As computing costs became lower and coding languages more efficient in the early 2000s, start-up founders found that they could build and test an idea in the two or three weeks it would traditionally take to develop a new business plan. When experimentation could happen faster and cheaper, suddenly start-ups did not need to be beholden to the product development structures of large companies. They could act differently.
The Business Model Canvas, developed in 2010, at its core is a mental model that shows this shift away from long business plans towards short form hypothesis testing across nine key business categories. Just one piece of paper helped reorient the entire business community around a new way to build that was faster than the traditional “waterfall” method. This is the power of a mental structure to be able to change people’s thinking about entrepreneurship in a way that increases the effectiveness of their actions.
In 2011 Eric Ries added to the Business Model Canvas the concept of the lean start-up in his book “The Lean Startup: How today’s entrepreneurs use continuous innovation to create radically successful businesses” (Ries). The lean start-up’s methodology is composed of three actions: build, measure, and learn.

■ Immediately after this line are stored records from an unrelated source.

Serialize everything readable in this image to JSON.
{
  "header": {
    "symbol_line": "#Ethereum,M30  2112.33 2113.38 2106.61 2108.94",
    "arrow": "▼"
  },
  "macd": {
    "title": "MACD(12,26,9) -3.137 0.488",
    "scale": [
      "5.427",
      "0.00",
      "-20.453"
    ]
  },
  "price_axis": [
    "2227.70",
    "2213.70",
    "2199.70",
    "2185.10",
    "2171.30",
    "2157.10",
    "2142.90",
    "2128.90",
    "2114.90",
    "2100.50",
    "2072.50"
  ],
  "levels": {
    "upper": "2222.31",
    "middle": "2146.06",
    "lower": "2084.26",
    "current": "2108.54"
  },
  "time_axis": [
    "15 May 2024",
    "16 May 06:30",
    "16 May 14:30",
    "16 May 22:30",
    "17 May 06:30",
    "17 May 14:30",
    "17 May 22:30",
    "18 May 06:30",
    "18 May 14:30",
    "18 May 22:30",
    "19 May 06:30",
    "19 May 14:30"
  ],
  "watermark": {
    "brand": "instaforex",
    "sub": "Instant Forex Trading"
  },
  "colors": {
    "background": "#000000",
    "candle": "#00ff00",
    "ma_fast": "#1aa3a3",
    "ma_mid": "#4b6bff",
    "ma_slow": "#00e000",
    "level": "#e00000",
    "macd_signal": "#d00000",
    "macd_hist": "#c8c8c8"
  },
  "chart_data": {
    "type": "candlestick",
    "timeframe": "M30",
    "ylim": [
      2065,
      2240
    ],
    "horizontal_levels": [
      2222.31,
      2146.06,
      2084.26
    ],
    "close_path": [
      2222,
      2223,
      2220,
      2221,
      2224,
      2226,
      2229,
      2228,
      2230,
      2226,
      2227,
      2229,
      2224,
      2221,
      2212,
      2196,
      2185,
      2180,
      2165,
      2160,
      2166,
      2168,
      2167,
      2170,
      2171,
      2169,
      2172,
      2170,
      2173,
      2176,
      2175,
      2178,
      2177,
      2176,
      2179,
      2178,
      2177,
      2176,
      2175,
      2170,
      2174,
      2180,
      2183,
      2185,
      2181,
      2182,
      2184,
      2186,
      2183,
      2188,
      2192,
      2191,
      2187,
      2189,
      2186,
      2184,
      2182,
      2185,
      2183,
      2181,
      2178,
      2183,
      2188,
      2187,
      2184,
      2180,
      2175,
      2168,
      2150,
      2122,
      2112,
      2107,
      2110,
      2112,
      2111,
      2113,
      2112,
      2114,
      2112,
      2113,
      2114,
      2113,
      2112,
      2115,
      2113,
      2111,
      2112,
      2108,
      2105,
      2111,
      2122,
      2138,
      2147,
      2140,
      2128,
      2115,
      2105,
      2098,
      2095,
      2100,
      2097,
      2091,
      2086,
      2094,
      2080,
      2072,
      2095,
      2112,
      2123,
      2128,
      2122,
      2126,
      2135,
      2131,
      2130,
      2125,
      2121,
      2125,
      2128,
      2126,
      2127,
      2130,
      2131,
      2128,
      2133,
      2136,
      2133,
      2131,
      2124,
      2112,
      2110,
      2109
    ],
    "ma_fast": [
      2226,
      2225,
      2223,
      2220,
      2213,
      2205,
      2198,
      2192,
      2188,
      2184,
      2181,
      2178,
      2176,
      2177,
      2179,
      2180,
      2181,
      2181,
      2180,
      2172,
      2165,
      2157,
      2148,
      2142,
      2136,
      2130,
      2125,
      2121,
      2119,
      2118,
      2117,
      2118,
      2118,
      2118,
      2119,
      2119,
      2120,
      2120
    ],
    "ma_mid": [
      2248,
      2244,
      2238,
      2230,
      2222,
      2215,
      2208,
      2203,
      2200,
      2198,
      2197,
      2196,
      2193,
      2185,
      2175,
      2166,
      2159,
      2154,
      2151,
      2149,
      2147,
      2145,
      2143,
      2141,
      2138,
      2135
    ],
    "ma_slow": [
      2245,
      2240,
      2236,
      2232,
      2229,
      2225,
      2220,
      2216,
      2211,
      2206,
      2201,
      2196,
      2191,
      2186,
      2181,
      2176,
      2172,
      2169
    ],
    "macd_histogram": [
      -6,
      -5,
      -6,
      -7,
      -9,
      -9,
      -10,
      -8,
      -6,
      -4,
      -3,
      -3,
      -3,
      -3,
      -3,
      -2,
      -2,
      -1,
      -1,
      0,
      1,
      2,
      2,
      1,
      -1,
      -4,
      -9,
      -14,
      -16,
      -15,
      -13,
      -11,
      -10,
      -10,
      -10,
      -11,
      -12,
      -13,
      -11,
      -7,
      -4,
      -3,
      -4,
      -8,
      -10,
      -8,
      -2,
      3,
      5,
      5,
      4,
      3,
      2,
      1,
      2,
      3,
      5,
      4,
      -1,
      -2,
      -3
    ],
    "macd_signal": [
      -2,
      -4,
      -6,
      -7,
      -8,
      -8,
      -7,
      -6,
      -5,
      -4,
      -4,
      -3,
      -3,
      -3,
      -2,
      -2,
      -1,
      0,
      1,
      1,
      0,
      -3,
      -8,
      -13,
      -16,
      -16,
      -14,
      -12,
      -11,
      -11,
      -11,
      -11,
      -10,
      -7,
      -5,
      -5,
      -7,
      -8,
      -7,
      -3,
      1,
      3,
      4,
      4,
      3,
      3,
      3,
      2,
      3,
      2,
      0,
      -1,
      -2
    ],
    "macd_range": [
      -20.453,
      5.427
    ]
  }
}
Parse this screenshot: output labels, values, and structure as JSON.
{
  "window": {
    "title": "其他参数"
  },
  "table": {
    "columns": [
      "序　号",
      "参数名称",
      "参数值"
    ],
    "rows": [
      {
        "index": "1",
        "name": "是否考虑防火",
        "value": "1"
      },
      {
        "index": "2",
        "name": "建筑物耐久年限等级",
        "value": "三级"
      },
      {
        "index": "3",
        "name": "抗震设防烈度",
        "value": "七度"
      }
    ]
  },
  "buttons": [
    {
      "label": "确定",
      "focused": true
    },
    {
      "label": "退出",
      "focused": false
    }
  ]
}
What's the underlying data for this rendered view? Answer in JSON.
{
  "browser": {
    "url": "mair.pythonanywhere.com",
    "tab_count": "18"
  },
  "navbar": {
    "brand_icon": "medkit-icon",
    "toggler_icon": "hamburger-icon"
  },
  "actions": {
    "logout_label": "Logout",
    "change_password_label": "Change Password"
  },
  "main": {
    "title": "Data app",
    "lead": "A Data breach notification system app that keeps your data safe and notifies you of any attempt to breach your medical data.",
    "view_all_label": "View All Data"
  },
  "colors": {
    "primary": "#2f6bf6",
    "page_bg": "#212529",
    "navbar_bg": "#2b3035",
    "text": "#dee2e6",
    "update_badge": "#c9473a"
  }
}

Founders should build a Minimum Viable Product that has just enough features to offer value, measure the response from customers, and then analyze whether they should pivot or refine their product.
From Product to Process
The Business Model Canvas highlights how founders should concentrate only on defining how they would create value in key categories, while the lean startup’s Build-Measure-Learn approach emphasizes quick testing and learning.
Both of these models however still position the founder as needing a technical product to test. The Start-up Loop Diagram takes the best components of these two previous methodologies and reorients them for non-technical founders. The product is replaced by a value generation process, and seen as only one aspect of the company; the emphasis is on the flow of value, or money, through the system as a whole.
After each iteration through the Startup Loop process, founders then can make a decision within each of the four categories: to expand (do more of what they are currently doing), make their process more efficient, or to pivot in a new direction.
The end result after founders do this loop dozens of times is likely to be a technical product. In fact, this drive towards increased efficiency and expansion is the primary difference between a small business and a scaling company. But a founder’s first product does not need to start with an app or a website at all, and by visually representing holistic flows over a technical product, non-technical founders can better display the value they do have.
Perhaps Melissa could have started by taking out an ad in a newspaper that offered her services as a consultant for those who had recently lost a loved one, and she would source a funeral home and be an intermediary. Slowly, Melissa could have added customers by word of mouth as she built a directory of local funeral businesses. This approach does not scale, but it does enable action that moves her towards validation of her company’s product market fit hypothesis in a way that looking for a technical cofounder does not.
Information patterns have incredible power. When non-technical founders have a mental picture of how they can move through a feedback loop for their start-up without a product, they can position themselves mentally as having more control over their company’s fate and a more active role in its success. They are no longer founders with “just an idea” waiting for a technical co-founder to do the work. They are validating hypotheses just like technical co-founders, simply with different methods.
When it comes to the moment when non-technical founders do need to scale their work, Community Information Designers can play a pivotal role to create the infrastructure that can help non-technical founders make this transition from process to product.